Quali sono le differenze con le altre crisi in cui ti sei trovata nelle esperienze fatte in ambito umanitario?

 

Ho vissuto esperienze in contesti completamente diversi tra loro e questo cambia molto la prospettiva da cui si guarda una guerra, cambia il punto di vista. Ho lavorato in Sri Lanka dopo una lunghissima guerra, in un contesto in cui non c’era più nulla dal punto di vista sanitario, nemmeno i medici, e bisognava ripristinare tutto mentre si lavorava alle esigenze sanitarie quotidiane della popolazione. Qui l’emergenza era rendere di nuovo disponibile l’accesso alle cure, il contesto era quello in cui vedi quello che rimane dopo una guerra.
Altre esperienze le ho avute in paesi in guerra, la Siria e la Costa d’Avorio: contesti in cui l’attività si focalizzava principalmente sulla chirurgia di guerra. L’assistenza ai feriti e ai pazienti in generale in contesti così ti fa vivere h24 pensando solo a quello che stai facendo in quel momento senza mai alzare lo sguardo, prendere fiato, non c’è spazio per pensare.

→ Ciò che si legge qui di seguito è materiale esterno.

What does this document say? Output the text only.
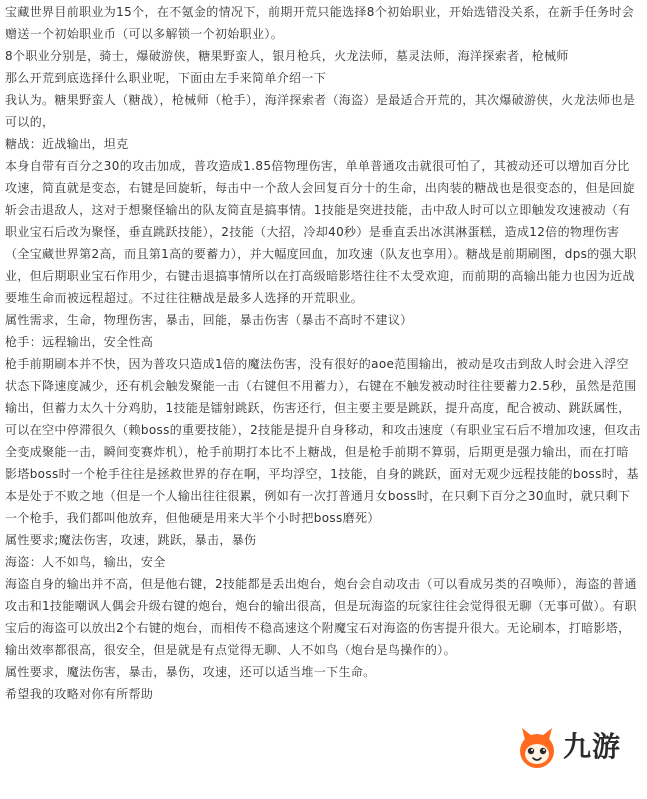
宝藏世界目前职业为15个，在不氪金的情况下，前期开荒只能选择8个初始职业，开始选错没关系，在新手任务时会赠送一个初始职业币（可以多解锁一个初始职业）。

8个职业分别是，骑士，爆破游侠，糖果野蛮人，银月枪兵，火龙法师，墓灵法师，海洋探索者，枪械师

那么开荒到底选择什么职业呢，下面由左手来简单介绍一下

我认为。糖果野蛮人（糖战），枪械师（枪手），海洋探索者（海盗）是最适合开荒的，其次爆破游侠，火龙法师也是可以的，

糖战：近战输出，坦克

本身自带有百分之30的攻击加成，普攻造成1.85倍物理伤害，单单普通攻击就很可怕了，其被动还可以增加百分比攻速，简直就是变态，右键是回旋斩，每击中一个敌人会回复百分十的生命，出肉装的糖战也是很变态的，但是回旋斩会击退敌人，这对于想聚怪输出的队友简直是搞事情。1技能是突进技能，击中敌人时可以立即触发攻速被动（有职业宝石后改为聚怪，垂直跳跃技能），2技能（大招，冷却40秒）是垂直丢出冰淇淋蛋糕，造成12倍的物理伤害（全宝藏世界第2高，而且第1高的要蓄力），并大幅度回血，加攻速（队友也享用）。糖战是前期刷图，dps的强大职业，但后期职业宝石作用少，右键击退搞事情所以在打高级暗影塔往往不太受欢迎，而前期的高输出能力也因为近战要堆生命而被远程超过。不过往往糖战是最多人选择的开荒职业。

属性需求，生命，物理伤害，暴击，回能，暴击伤害（暴击不高时不建议）

枪手：远程输出，安全性高

枪手前期刷本并不快，因为普攻只造成1倍的魔法伤害，没有很好的aoe范围输出，被动是攻击到敌人时会进入浮空状态下降速度减少，还有机会触发聚能一击（右键但不用蓄力），右键在不触发被动时往往要蓄力2.5秒，虽然是范围输出，但蓄力太久十分鸡肋，1技能是镭射跳跃，伤害还行，但主要主要是跳跃，提升高度，配合被动、跳跃属性，可以在空中停滞很久（赖boss的重要技能），2技能是提升自身移动，和攻击速度（有职业宝石后不增加攻速，但攻击全变成聚能一击，瞬间变赛炸机），枪手前期打本比不上糖战，但是枪手前期不算弱，后期更是强力输出，而在打暗影塔boss时一个枪手往往是拯救世界的存在啊，平均浮空，1技能，自身的跳跃，面对无观少远程技能的boss时，基本是处于不败之地（但是一个人输出往往很累，例如有一次打普通月女boss时，在只剩下百分之30血时，就只剩下一个枪手，我们都叫他放弃，但他硬是用来大半个小时把boss磨死）

属性要求;魔法伤害，攻速，跳跃，暴击，暴伤

海盗：人不如鸟，输出，安全

海盗自身的输出并不高，但是他右键，2技能都是丢出炮台，炮台会自动攻击（可以看成另类的召唤师），海盗的普通攻击和1技能嘲讽人偶会升级右键的炮台，炮台的输出很高，但是玩海盗的玩家往往会觉得很无聊（无事可做）。有职宝后的海盗可以放出2个右键的炮台，而相传不稳高速这个附魔宝石对海盗的伤害提升很大。无论刷本，打暗影塔，输出效率都很高，很安全，但是就是有点觉得无聊、人不如鸟（炮台是鸟操作的）。

属性要求，魔法伤害，暴击，暴伤，攻速，还可以适当堆一下生命。

希望我的攻略对你有所帮助

九游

Qui al confine con l’Ucraina invece sei fuori e la prospettiva è diversa, vedi le persone che sono riuscite a uscire dal loro paese e hanno una serie di bisogni di salute e l’urgenza di essere accolti. E qui su quel confine li accogli, hai la capacità di dare una risposta sanitaria, hai la possibilità di ascoltare, di parlare e di fare riflessioni con più calma. Rappresenti in sostanza il ponte tra il dentro e dove andranno. Un’esperienza nuova che non mi era mai capitato di vivere.